Percorsi un cinque o seicento passi, dopo di aver venti volte arrischiato di cadere da altezze che mettevano le vertigini, si arrestarono affranti in mezzo ai rami di un buà màmplam, le cui frutta, quantunque detestabili pei palati europei a causa del loro forte sapore di resina, potevano servir a loro di cibo, e che colle fibre di rotang saldamente intrecciate potevano a loro servire di amache comodissime e fresche.

– Di’ ora – disse Sandokan quando si fu accomodato – che gli Inglesi ci vengano a trovare. Sfido tutti i loro dannati cani a venirci scovare.

– Sfido io! – esclamò il Portoghese al quale pareva ancora un sogno di essere riuscito a svignarsela dal parco. – Sai, fratello mio, che noi siamo proprio fortunati? Trovarci in una stufa con una giacca rossa, venire scoperti e prendere il volo sotto il tiro di mezza dozzina di carabine, tutto ciò ha dell’incomprensibile. Ma dunque, hanno proprio tanta paura della Tigre?

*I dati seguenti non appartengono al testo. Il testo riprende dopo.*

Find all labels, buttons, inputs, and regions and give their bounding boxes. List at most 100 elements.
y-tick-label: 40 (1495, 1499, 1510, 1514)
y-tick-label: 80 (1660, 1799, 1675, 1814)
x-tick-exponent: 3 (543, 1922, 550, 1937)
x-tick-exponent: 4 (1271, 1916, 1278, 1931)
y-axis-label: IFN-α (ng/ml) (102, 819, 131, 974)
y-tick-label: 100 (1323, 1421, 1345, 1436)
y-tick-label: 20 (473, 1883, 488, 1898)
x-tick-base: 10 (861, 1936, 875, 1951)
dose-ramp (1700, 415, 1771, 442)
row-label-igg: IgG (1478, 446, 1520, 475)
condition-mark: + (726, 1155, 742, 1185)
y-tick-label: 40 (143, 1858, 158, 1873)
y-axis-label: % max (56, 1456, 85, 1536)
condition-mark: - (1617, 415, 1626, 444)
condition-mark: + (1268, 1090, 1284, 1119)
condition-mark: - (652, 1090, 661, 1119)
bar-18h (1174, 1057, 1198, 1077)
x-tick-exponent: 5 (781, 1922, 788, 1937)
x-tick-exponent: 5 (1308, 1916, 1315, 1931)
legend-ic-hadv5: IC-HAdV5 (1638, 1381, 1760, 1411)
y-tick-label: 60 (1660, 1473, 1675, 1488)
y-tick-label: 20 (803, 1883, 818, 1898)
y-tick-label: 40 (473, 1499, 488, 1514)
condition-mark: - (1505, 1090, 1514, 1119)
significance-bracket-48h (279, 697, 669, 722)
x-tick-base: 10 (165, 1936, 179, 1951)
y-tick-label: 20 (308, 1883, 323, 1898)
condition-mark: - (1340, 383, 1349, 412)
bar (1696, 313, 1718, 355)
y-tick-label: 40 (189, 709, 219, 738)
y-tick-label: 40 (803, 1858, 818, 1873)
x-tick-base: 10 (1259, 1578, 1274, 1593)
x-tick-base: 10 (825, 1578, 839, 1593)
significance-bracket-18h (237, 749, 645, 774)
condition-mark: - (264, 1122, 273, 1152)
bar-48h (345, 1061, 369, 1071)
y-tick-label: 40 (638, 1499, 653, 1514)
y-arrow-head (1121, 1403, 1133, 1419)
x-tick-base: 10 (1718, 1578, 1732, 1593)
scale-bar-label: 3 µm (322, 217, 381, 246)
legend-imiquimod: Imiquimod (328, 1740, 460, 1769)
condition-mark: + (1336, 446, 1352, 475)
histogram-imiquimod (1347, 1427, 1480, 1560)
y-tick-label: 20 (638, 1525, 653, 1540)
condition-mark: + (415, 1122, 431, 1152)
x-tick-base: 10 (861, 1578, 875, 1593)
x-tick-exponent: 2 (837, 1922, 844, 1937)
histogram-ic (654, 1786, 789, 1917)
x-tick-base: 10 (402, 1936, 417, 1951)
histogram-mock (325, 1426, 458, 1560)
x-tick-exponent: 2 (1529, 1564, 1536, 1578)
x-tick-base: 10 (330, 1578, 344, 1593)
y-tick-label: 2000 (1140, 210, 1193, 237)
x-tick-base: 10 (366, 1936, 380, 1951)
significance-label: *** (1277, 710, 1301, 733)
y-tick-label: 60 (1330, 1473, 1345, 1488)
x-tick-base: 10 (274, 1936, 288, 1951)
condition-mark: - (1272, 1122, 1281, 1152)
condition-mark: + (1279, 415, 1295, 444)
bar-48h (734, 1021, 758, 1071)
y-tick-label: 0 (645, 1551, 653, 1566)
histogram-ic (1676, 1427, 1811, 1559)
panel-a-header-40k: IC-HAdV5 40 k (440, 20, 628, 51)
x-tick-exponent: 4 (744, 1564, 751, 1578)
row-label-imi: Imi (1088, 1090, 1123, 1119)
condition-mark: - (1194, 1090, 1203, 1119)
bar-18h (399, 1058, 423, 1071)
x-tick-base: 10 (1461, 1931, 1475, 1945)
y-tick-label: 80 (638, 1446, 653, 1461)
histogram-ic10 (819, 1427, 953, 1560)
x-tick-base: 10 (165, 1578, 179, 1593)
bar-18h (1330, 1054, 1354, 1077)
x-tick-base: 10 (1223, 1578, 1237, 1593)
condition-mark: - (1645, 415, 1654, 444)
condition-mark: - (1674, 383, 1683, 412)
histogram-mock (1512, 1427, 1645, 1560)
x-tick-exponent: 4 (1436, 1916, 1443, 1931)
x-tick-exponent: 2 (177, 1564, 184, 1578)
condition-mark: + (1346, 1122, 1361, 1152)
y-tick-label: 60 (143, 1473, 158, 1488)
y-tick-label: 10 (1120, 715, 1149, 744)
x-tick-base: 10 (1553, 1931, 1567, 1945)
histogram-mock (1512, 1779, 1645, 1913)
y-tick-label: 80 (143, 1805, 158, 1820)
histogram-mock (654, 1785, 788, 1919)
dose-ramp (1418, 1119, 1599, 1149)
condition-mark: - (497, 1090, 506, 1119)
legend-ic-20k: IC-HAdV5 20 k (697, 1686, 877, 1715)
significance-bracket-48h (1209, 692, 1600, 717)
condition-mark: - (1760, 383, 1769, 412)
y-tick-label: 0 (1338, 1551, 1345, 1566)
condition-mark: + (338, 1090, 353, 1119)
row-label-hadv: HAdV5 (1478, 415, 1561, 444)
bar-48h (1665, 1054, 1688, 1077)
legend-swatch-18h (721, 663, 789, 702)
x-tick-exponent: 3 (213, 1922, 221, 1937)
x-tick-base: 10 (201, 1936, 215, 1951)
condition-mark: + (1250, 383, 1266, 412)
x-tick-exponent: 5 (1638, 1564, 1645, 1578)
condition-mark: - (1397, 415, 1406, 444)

– Bisogna crederlo e se vuoi, Yanez, un po’ troppo paura per eguagliarmi a uno spirito che succia sangue e che tiene relazioni collo spirito del male – disse Sandokan che rideva ancora sui discorsi degli Inglesi. – Non avrei mai creduto di mettere tanto spavento colla mia sola comparsa a degli uomini bianchi. Orsù, io son decisamente la Tigre, fino a che rimarrò solo e non manco di fortuna. Quando penso che mi hanno precipitato da una fenestra perché mi fratturassi le gambe, che sono sfuggito alle loro moschettate e che mi sono cacciato in una stufa per prendere il largo quando si preparavano ad assediarmi, incomincio a credere d’essere uno spirito.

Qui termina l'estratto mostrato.